Oncology & Hematology Coding Alert

Reader Questions:

Primary Reason Goes Before Prophylactics

Question: We administer prophylactics such as potassium, then chemotherapy, then other prophylactics such as Mannitol. Everything is administered by infusion. How should we report this service?

Missouri Subscriber

Answer: Start by billing the primary reason for the encounter, which is 96413 (Chemotherapy administration, intravenous infusion technique; up to 1 hour, single or initial substance/drug). The prophylactics are considered sequential administrations, so report +96367 (Intravenous infusion, for therapy, prophylaxis, or diagnosis [specify substance or drug]; additional sequential infusion, up to 1 hour [List separately in addition to code for primary procedure]) for 2009 services for each new mix.

Explanatory notes direct you to report +96367 only once per sequential infusion of the same infusate mix; you can report it twice because you-re administering different prophylactics (potassium and Mannitol).

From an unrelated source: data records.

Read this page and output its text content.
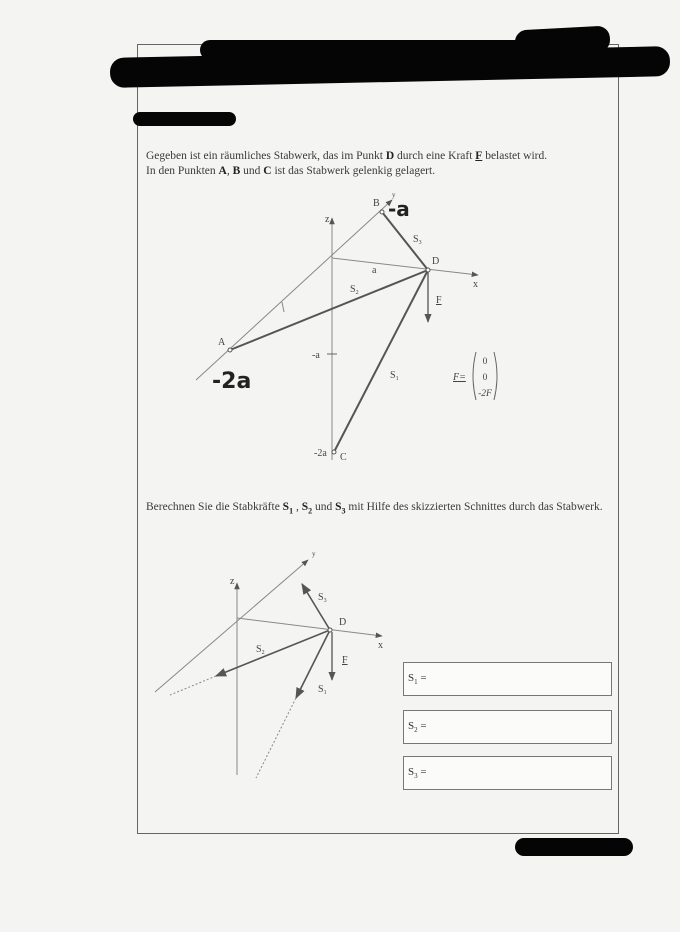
Gegeben ist ein räumliches Stabwerk, das im Punkt D durch eine Kraft F belastet wird.
In den Punkten A, B und C ist das Stabwerk gelenkig gelagert.

Berechnen Sie die Stabkräfte $S_1$ , $S_2$ und $S_3$ mit Hilfe des skizzierten Schnittes durch das Stabwerk.

z
x
y
B
D
A
C
a
$S_3$
$S_2$
$S_1$
F
-a
-2a
-a
-2a	F=
0
0
-2F
z
x
y
D
F
$S_3$
$S_2$
$S_1$
$S_1$ =
$S_2$ =
$S_3$ =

Change for push: If the administration meets the definition of a "push," report +96375 (Therapeutic, prophylactic, or diagnostic injection [specify substance or drug]; each additional sequential intravenous push of a new substance/drug [List separately in addition to code for primary procedure]).

Hydration heads-up: If your staff administers hydration as a secondary or subsequent service in association with the chemotherapy administration through the same IV access, CPT notes direct you to also report +96361 (Intravenous infusion; hydration; each additional hour [List separately in addition to code for primary procedure]), providing staff delivered at least 31 minutes of medically necessary hydration.